When Robert Clive, the man who established Company rule in India was hauled in front of Parliament to answer for crimes of corruption, he allegedly responded by saying, essentially, he could have been worse.

 

Am I not rather deserving of praise for the moderation which marked my proceedings? Consider the situation in which the victory at Plassey had placed me. A great prince was dependent on my pleasure; an opulent city lay at my mercy; its richest bankers bid against each other for my smiles; I walked through vaults which were thrown open to me alone, piled on either hand with gold and jewels! Mr. Chairman, at this moment I stand astonished at my own moderation!

 

 

Modernity’s Corruption: Empire and Morality in the Making of British India, Nicholas Hoover Wilson (Columbia University Press, May 2023)
Modernity’s Corruption: Empire and Morality in the Making of British India, Nicholas Hoover Wilson (Columbia University Press, May 2023)

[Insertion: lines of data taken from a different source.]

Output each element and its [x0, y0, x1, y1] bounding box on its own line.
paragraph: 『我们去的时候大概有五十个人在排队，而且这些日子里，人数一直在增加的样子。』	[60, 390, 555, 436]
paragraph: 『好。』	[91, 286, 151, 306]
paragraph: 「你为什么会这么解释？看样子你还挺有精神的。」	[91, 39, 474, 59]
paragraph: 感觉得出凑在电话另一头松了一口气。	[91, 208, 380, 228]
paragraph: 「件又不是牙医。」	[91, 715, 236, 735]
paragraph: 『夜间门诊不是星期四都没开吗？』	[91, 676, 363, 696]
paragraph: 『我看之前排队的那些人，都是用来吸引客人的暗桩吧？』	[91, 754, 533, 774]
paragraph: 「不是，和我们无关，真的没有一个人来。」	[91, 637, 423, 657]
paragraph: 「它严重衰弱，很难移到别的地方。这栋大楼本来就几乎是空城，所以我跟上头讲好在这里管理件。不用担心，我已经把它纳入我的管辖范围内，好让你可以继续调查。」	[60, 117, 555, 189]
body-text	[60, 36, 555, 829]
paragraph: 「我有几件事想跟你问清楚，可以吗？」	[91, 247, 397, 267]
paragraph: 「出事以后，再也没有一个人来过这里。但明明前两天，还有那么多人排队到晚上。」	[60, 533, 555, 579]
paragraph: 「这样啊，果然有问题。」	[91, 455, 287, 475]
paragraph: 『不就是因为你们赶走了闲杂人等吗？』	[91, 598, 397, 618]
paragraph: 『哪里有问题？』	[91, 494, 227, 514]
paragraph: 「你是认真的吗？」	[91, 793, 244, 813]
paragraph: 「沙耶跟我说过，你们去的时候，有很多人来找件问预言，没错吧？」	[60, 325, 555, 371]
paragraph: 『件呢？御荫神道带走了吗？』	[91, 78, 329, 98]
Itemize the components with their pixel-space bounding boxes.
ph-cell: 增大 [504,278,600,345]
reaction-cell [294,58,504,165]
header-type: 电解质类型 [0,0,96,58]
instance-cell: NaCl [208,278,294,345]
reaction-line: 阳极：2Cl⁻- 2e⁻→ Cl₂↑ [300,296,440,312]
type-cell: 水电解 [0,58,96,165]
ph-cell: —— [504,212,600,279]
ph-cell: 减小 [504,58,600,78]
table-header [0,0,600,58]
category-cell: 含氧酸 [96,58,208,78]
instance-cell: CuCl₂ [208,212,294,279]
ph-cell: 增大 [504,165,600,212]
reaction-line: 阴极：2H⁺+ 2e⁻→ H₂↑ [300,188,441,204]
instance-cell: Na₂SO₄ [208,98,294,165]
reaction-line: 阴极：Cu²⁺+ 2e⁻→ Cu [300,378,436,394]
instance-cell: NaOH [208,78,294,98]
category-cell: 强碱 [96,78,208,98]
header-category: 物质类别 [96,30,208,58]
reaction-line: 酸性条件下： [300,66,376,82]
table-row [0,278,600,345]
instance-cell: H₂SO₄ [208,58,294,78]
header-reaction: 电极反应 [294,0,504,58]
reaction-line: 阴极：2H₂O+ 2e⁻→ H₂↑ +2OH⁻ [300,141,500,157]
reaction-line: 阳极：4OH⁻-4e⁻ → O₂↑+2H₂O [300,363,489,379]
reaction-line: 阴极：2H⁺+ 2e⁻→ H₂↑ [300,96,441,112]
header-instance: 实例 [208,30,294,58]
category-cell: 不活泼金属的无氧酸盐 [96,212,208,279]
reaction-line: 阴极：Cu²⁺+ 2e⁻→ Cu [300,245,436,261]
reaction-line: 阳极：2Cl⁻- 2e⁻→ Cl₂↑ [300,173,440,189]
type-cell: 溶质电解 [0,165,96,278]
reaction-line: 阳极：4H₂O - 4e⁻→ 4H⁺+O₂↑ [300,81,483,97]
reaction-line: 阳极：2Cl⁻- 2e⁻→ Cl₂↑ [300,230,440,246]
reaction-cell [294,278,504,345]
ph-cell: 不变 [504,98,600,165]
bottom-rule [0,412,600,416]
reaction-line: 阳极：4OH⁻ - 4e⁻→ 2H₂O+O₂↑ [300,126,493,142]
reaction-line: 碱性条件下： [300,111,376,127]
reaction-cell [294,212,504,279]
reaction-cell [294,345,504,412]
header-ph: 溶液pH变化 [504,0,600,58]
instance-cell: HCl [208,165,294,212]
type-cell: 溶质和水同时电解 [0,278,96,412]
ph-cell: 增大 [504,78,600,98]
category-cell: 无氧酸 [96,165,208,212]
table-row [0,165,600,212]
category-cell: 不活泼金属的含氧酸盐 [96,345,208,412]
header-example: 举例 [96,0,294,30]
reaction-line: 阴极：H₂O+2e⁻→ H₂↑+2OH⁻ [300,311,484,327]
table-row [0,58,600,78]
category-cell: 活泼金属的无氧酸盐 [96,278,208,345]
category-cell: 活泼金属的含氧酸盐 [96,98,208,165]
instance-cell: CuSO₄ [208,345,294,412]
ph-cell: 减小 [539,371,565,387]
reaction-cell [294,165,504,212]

The strange thing is that Clive’s argument was actually acceptable according to how many at the time understood corruption, as Nicholas Hoover Wilson writes in Modernity’s Corruption: Empire and Morality in the Making of British India. Nick uses Company rule in India as a way to examine how society’s view of corruption changed–from something governed by one’s situation, to a behavior that violates some universal code of ethics.

In this interview, the two of us talk about Clive, Company rule, and why this period is a good period through which to understand the idea of “corruption”.

Nicholas Hoover Wilson is associate professor of sociology at Stony Brook University. Nick’s research focuses on the historical sociology of empires and colonialism, through the case of the English East India Trading Company’s presence in South Asia.